Ook in de drie daaropvolgende jaren, 1985-1987, zijn het de Garelli’s die het snelst van allemaal zijn. Ditmaal zijn ze gespoten in de wit/blauwe kleuren van Team Italia en achtereenvolgens zijn het Fausto Gresini, Luca Cadalora en andermaal Gresini die in deze seizoenen de titel grijpen. In die jaren wordt de rest van het veld, naast de twee/drie fabrieks-Garelli’s (bijna) helemaal gevormd door MBA-rijders.

In 1987 heeft zich daarbij echter voor het eerst sinds zo’n tien jaar weer een Japanse machine voorgedaan in het WK 125cc. Het is de Italiaan Ezio Gianola die dat seizoen, als enige, met de nieuwe Honda RS125 aan de start verschijnt. Het jaar daarop, 1988, rijdt het merendeel van het veld echter al met een Honda. Toch gaat de wereldtitel dat jaar nog naar de Spaanse Derbi van Jorge Martinez en ook in 1989 moeten de vele Honda’s nog hun meerdere erkennen in de uit Spanje afkomstige JJ-Cobas/Rotax van Alex Crivillé.

In 1990 is het vervolgens Loris Capirossi die dan toch met een Honda de titel pakt en ook in 1991 is hij de beste van allemaal. De Italiaanse renstal van Aprilia is echter vanaf het eind van de jaren ’80 ook steeds meer op komen zetten en in 1992 pakt zij met Alessandro Gramigni haar eerste wereldtitel.

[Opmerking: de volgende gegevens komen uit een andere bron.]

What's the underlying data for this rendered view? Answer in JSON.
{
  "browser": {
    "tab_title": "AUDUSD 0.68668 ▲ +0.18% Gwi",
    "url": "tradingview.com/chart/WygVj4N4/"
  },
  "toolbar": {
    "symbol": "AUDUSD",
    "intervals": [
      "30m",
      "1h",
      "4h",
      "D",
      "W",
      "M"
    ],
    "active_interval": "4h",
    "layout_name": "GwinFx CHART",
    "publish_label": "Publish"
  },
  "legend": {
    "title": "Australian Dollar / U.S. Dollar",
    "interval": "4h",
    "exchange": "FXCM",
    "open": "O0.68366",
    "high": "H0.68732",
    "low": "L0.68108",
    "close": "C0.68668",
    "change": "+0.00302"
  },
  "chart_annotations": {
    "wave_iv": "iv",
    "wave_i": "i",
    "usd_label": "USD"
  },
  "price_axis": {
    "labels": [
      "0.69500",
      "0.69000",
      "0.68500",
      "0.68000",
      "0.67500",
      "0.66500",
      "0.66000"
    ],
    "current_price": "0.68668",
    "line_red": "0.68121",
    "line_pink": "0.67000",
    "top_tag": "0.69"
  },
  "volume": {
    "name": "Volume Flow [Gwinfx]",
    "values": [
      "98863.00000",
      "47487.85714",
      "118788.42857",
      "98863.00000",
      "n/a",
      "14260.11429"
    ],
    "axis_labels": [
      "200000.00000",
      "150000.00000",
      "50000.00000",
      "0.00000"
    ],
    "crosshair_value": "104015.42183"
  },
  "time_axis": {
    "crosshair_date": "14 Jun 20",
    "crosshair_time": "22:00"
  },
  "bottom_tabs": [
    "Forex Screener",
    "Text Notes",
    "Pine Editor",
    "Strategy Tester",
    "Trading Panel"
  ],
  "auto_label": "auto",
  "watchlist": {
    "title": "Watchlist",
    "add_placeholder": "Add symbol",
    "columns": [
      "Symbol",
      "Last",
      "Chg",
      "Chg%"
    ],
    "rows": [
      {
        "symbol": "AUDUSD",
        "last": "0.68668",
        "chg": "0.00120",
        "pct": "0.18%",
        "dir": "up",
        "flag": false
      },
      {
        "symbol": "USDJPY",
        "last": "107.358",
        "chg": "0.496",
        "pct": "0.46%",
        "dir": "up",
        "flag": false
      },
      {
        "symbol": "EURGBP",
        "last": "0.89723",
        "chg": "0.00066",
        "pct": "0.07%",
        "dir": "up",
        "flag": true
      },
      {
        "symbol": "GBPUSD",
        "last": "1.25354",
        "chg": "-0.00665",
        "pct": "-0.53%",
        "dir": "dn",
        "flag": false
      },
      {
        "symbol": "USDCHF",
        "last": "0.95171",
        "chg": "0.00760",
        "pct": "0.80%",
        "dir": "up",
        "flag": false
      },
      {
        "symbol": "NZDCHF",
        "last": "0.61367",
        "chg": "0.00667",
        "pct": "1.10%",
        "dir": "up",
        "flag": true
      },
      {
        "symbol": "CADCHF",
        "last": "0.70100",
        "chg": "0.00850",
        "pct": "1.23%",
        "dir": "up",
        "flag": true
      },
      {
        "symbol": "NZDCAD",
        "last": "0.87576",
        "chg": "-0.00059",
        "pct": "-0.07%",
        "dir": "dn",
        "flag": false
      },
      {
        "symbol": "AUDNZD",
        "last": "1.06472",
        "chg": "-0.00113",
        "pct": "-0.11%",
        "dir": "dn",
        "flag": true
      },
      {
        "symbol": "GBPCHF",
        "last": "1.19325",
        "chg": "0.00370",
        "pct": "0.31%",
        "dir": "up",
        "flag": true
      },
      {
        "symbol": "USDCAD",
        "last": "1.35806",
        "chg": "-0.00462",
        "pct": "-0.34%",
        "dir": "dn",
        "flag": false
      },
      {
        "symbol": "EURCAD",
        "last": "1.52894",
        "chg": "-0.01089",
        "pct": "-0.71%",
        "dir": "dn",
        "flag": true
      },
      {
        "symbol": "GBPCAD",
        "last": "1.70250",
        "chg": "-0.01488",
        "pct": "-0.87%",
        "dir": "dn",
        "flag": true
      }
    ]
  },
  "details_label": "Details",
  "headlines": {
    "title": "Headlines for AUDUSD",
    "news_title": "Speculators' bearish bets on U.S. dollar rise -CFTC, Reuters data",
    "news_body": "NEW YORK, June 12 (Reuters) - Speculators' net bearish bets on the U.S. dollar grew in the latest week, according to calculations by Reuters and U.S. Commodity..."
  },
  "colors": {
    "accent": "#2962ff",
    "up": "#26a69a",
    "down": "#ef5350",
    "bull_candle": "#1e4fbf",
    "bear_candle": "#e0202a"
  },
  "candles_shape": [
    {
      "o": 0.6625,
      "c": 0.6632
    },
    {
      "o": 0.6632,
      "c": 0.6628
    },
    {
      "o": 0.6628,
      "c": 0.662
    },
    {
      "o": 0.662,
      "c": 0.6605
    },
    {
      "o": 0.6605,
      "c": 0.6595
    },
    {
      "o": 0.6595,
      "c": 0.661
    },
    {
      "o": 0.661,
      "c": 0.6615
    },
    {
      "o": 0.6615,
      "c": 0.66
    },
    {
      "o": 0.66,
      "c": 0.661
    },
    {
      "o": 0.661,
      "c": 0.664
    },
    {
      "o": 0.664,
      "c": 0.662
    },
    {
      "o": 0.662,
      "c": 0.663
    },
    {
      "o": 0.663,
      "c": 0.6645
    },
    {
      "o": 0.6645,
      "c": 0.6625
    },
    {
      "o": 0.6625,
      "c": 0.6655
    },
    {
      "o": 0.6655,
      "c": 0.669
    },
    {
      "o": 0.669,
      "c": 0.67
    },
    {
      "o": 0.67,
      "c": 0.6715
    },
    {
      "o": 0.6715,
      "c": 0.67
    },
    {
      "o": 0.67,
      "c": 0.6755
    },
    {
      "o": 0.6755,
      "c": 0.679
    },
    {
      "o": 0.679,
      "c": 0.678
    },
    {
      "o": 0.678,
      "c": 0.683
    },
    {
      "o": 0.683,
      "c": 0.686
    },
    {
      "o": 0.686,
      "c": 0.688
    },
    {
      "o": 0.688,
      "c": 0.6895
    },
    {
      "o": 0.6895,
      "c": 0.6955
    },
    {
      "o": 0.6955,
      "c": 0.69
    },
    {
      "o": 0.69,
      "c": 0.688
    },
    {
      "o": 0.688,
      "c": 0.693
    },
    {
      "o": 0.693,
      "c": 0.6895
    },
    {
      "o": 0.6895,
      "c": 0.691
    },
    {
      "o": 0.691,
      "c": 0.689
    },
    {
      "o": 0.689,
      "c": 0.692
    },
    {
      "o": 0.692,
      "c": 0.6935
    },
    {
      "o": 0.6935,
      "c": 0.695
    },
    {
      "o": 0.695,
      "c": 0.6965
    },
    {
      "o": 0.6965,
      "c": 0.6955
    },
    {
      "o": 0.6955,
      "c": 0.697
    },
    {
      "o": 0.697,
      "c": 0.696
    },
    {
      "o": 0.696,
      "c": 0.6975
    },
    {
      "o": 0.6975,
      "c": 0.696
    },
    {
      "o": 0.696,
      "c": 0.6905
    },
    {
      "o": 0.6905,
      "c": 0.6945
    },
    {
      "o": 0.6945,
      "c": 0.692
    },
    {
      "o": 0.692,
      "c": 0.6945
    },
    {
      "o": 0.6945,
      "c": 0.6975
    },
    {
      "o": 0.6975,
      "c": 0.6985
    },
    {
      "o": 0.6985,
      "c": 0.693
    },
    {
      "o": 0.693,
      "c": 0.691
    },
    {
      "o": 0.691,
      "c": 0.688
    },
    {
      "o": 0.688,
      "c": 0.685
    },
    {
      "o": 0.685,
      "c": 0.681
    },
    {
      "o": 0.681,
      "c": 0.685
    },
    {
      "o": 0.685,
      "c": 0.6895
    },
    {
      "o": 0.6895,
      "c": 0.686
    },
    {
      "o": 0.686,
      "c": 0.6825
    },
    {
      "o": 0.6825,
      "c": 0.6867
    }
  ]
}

Ook in de jaren daarna zijn het nog lange tijd vooral de renstallen van Honda en Aprilia die met elkaar de strijd aangaan in de 125cc klasse, aangevuld met teams van onder andere Yamaha, Gilera, Derbi en KTM. Met ingang van het seizoen 2006 zien we Honda echter weer steeds meer een terugtrekkende beweging maken bij de achtsteliters en inmiddels is het zo ver, dat we in 2008 helemaal geen fabrieks-Honda’s meer terug hebben gezien in het WK 125cc en dat de enige drie punten voor Honda werden gescoord door wildcard-rijder Marcel Schrötter tijdens de GP van Duitsland op de Sachsenring. Het zijn daarmee op dit moment weer enkel en alleen de Europese renstallen van Derbi en Aprilia, en ook nog in enige mate KTM, die het beeld bepalen bij de achtsteliters.

En dat is de geschiedenis van het WK 125cc, vanaf het begin in 1949 tot heden, in een notendop. Het eerste decennium waren het nog enkel en alleen Europese renstallen die streden in deze categorie, totdat met ingang van de jaren ’60 de Japanse renstallen het heft in handen namen. Zo halverwege de jaren ’70 kregen de teams uit Europa het echter weer definitief voor het zeggen. Dit bleef zo’n vijftien jaar het geval, totdat met name het Japanse Honda zich weer in de strijd om de titel ging mengen. Op dit moment zijn het opnieuw de Europese teams die de dienst uitmaken in de lichtste klasse en we z
ullen wat dat betreft moeten afwachten wat de toekomst ons gaat brengen.